The current probe is only the latest in a series of investigations that have plagued the dialysis industry. A civil investigation that dates back to 2001 and covers a wide range of DaVita's operating procedures remains open.

And the government appears to be just finishing up its last round of investigations into questionable billing practices by the industry, which resulted in Gambro agreeing to pay the government $350 million to settle allegations it defrauded Medicare.

Four years ago, Fresenius paid the government $486 million to settle a similar probe, and while it's unclear whether DaVita will have to pay a substantial amount if authorities find any wrongdoing, the possibility is considered an investment risk by Standard & Poors and other analysts.

Despite all the investigations, Wall Street remains bullish on DaVita and other dialysis firms. Last week, DaVita's shares rose to a 52-week high of $37.84 on Dec. 9, after the Gambro purchase triggered a new round of price gains.

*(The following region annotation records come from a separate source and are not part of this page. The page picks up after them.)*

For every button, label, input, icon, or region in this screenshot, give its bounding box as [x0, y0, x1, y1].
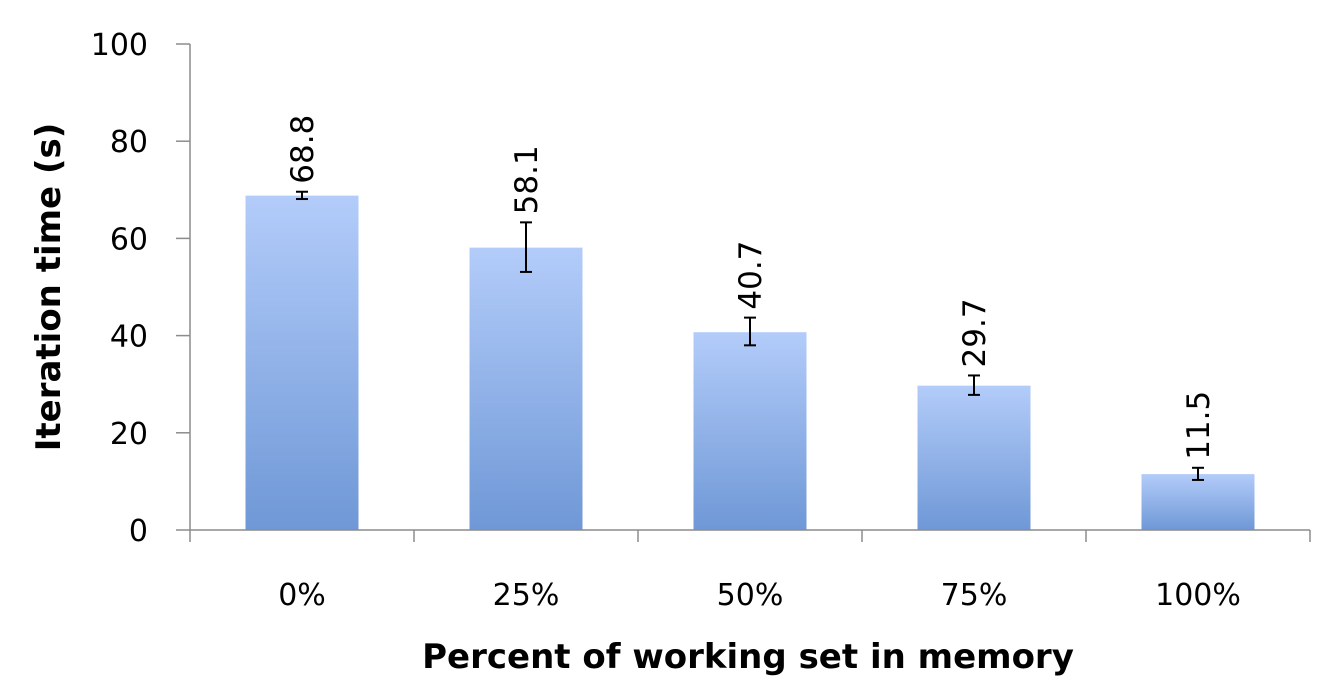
y-tick-label: 0 [129, 514, 148, 549]
data-label: 29.7 [957, 298, 993, 367]
x-tick-label: 75% [941, 578, 1008, 613]
y-tick-label: 100 [91, 28, 148, 63]
x-axis-title: Percent of working set in memory [422, 637, 1074, 677]
bar [917, 385, 1031, 530]
x-tick-label: 25% [493, 578, 560, 613]
y-tick-label: 80 [110, 125, 148, 160]
bar [693, 332, 807, 530]
data-label: 58.1 [509, 145, 545, 214]
axes-layer [176, 43, 1311, 542]
y-axis-title: Iteration time (s) [29, 123, 69, 452]
y-tick-label: 60 [110, 222, 148, 257]
data-label: 68.8 [285, 115, 321, 184]
labels-layer: 0 20 40 60 80 100 68.8 0% 58.1 25% 40.7 50% 29.7 75% 1… [91, 28, 1241, 613]
data-label: 11.5 [1181, 391, 1217, 460]
error-bars-layer [296, 190, 1204, 481]
data-label: 40.7 [733, 241, 769, 310]
bar [1141, 474, 1255, 530]
y-tick-label: 20 [110, 417, 148, 452]
bar [245, 195, 359, 530]
bars-layer [245, 195, 1255, 530]
x-tick-label: 50% [717, 578, 784, 613]
x-tick-label: 100% [1155, 578, 1241, 613]
y-tick-label: 40 [110, 320, 148, 355]
x-tick-label: 0% [278, 578, 326, 613]
bar [469, 247, 583, 530]
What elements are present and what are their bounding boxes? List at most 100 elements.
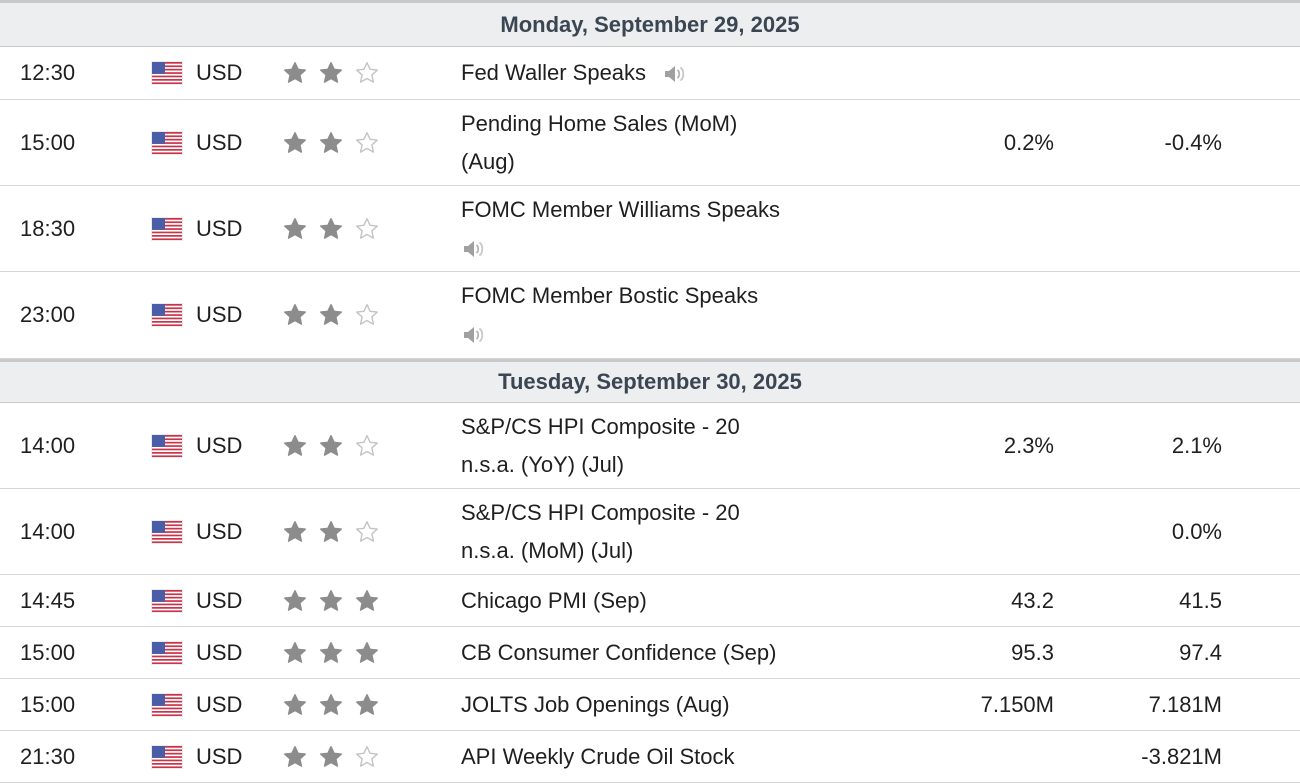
star-filled-icon xyxy=(318,216,344,242)
star-empty-icon xyxy=(354,302,380,328)
us-flag-icon xyxy=(152,403,182,488)
event-cell[interactable]: FOMC Member Williams Speaks xyxy=(461,186,821,271)
star-filled-icon xyxy=(318,433,344,459)
star-filled-icon xyxy=(282,692,308,718)
importance-stars xyxy=(282,575,380,626)
event-row[interactable]: 14:45 USD Chicago PMI (Sep) 43.2 41.5 xyxy=(0,575,1300,627)
importance-stars xyxy=(282,186,380,271)
event-actual: 0.2% xyxy=(1003,129,1054,155)
us-flag-icon xyxy=(152,627,182,678)
star-filled-icon xyxy=(318,60,344,86)
event-cell[interactable]: S&P/CS HPI Composite - 20 n.s.a. (MoM) (J… xyxy=(461,489,821,574)
us-flag-icon xyxy=(152,575,182,626)
us-flag-icon xyxy=(152,489,182,574)
importance-stars xyxy=(282,489,380,574)
speaker-icon xyxy=(656,60,688,85)
event-name[interactable]: Chicago PMI (Sep) xyxy=(461,587,647,613)
event-time: 15:00 xyxy=(20,639,76,665)
event-actual: 95.3 xyxy=(1011,639,1054,665)
event-time: 15:00 xyxy=(20,129,76,155)
star-filled-icon xyxy=(282,640,308,666)
speaker-icon xyxy=(461,321,487,346)
event-name[interactable]: Fed Waller Speaks xyxy=(461,60,647,85)
star-empty-icon xyxy=(354,519,380,545)
event-cell[interactable]: S&P/CS HPI Composite - 20 n.s.a. (YoY) (J… xyxy=(461,403,821,488)
event-name[interactable]: Pending Home Sales (MoM) (Aug) xyxy=(461,110,738,174)
event-currency: USD xyxy=(196,639,243,665)
event-currency: USD xyxy=(196,432,243,458)
day-header: Tuesday, September 30, 2025 xyxy=(0,359,1300,403)
event-currency: USD xyxy=(196,518,243,544)
event-time: 15:00 xyxy=(20,691,76,717)
star-filled-icon xyxy=(282,130,308,156)
event-time: 14:00 xyxy=(20,432,76,458)
event-previous: -0.4% xyxy=(1164,129,1222,155)
event-name[interactable]: JOLTS Job Openings (Aug) xyxy=(461,691,730,717)
event-name[interactable]: FOMC Member Williams Speaks xyxy=(461,196,781,222)
star-filled-icon xyxy=(318,640,344,666)
event-name[interactable]: S&P/CS HPI Composite - 20 n.s.a. (YoY) (J… xyxy=(461,413,740,477)
event-previous: 41.5 xyxy=(1179,587,1222,613)
day-header-label: Tuesday, September 30, 2025 xyxy=(498,369,802,394)
star-filled-icon xyxy=(354,692,380,718)
event-currency: USD xyxy=(196,587,243,613)
star-filled-icon xyxy=(282,60,308,86)
star-filled-icon xyxy=(282,744,308,770)
day-header-label: Monday, September 29, 2025 xyxy=(500,11,800,37)
event-name[interactable]: CB Consumer Confidence (Sep) xyxy=(461,639,777,665)
event-row[interactable]: 15:00 USD CB Consumer Confidence (Sep) 9… xyxy=(0,627,1300,679)
star-empty-icon xyxy=(354,60,380,86)
event-cell[interactable]: Chicago PMI (Sep) xyxy=(461,575,821,626)
importance-stars xyxy=(282,403,380,488)
event-cell[interactable]: Fed Waller Speaks xyxy=(461,47,821,99)
us-flag-icon xyxy=(152,100,182,185)
us-flag-icon xyxy=(152,47,182,99)
event-name[interactable]: API Weekly Crude Oil Stock xyxy=(461,743,735,769)
star-filled-icon xyxy=(318,302,344,328)
event-previous: 2.1% xyxy=(1171,432,1222,458)
event-cell[interactable]: Pending Home Sales (MoM) (Aug) xyxy=(461,100,821,185)
event-currency: USD xyxy=(196,743,243,769)
star-filled-icon xyxy=(318,130,344,156)
us-flag-icon xyxy=(152,186,182,271)
event-cell[interactable]: FOMC Member Bostic Speaks xyxy=(461,272,821,358)
event-row[interactable]: 15:00 USD Pending Home Sales (MoM) (Aug) … xyxy=(0,100,1300,186)
importance-stars xyxy=(282,100,380,185)
event-row[interactable]: 23:00 USD FOMC Member Bostic Speaks xyxy=(0,272,1300,359)
event-currency: USD xyxy=(196,60,243,85)
star-filled-icon xyxy=(318,744,344,770)
event-actual: 2.3% xyxy=(1003,432,1054,458)
star-filled-icon xyxy=(354,640,380,666)
event-currency: USD xyxy=(196,691,243,717)
star-empty-icon xyxy=(354,433,380,459)
event-cell[interactable]: CB Consumer Confidence (Sep) xyxy=(461,627,821,678)
star-empty-icon xyxy=(354,216,380,242)
event-cell[interactable]: JOLTS Job Openings (Aug) xyxy=(461,679,821,730)
us-flag-icon xyxy=(152,272,182,358)
importance-stars xyxy=(282,679,380,730)
event-name[interactable]: FOMC Member Bostic Speaks xyxy=(461,283,759,308)
star-filled-icon xyxy=(354,588,380,614)
importance-stars xyxy=(282,627,380,678)
star-empty-icon xyxy=(354,744,380,770)
event-row[interactable]: 14:00 USD S&P/CS HPI Composite - 20 n.s.a… xyxy=(0,403,1300,489)
event-time: 12:30 xyxy=(20,60,76,85)
event-row[interactable]: 18:30 USD FOMC Member Williams Speaks xyxy=(0,186,1300,272)
star-filled-icon xyxy=(282,302,308,328)
event-row[interactable]: 21:30 USD API Weekly Crude Oil Stock -3.… xyxy=(0,731,1300,783)
event-row[interactable]: 12:30 USD Fed Waller Speaks xyxy=(0,47,1300,100)
us-flag-icon xyxy=(152,679,182,730)
event-row[interactable]: 15:00 USD JOLTS Job Openings (Aug) 7.150… xyxy=(0,679,1300,731)
star-filled-icon xyxy=(282,588,308,614)
event-currency: USD xyxy=(196,129,243,155)
event-cell[interactable]: API Weekly Crude Oil Stock xyxy=(461,731,821,782)
star-filled-icon xyxy=(318,692,344,718)
event-time: 21:30 xyxy=(20,743,76,769)
star-empty-icon xyxy=(354,130,380,156)
event-previous: 97.4 xyxy=(1179,639,1222,665)
event-time: 14:00 xyxy=(20,518,76,544)
event-name[interactable]: S&P/CS HPI Composite - 20 n.s.a. (MoM) (J… xyxy=(461,499,740,563)
star-filled-icon xyxy=(282,216,308,242)
event-row[interactable]: 14:00 USD S&P/CS HPI Composite - 20 n.s.a… xyxy=(0,489,1300,575)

Analysts cite aging baby boomers, along with rising levels of diabetes, a key risk factor for kidney disease, as indications that demand for dialysis will continue to rise.

"Certainly there has been fraud and abuse in the industry, through I do not think it's a systemic issue," said Darren Lehrich, an analyst at Piper Jaffray & Co. "These companies provide millions of treatments per year. There is a lot of documentation that needs to be completed and there is room for error."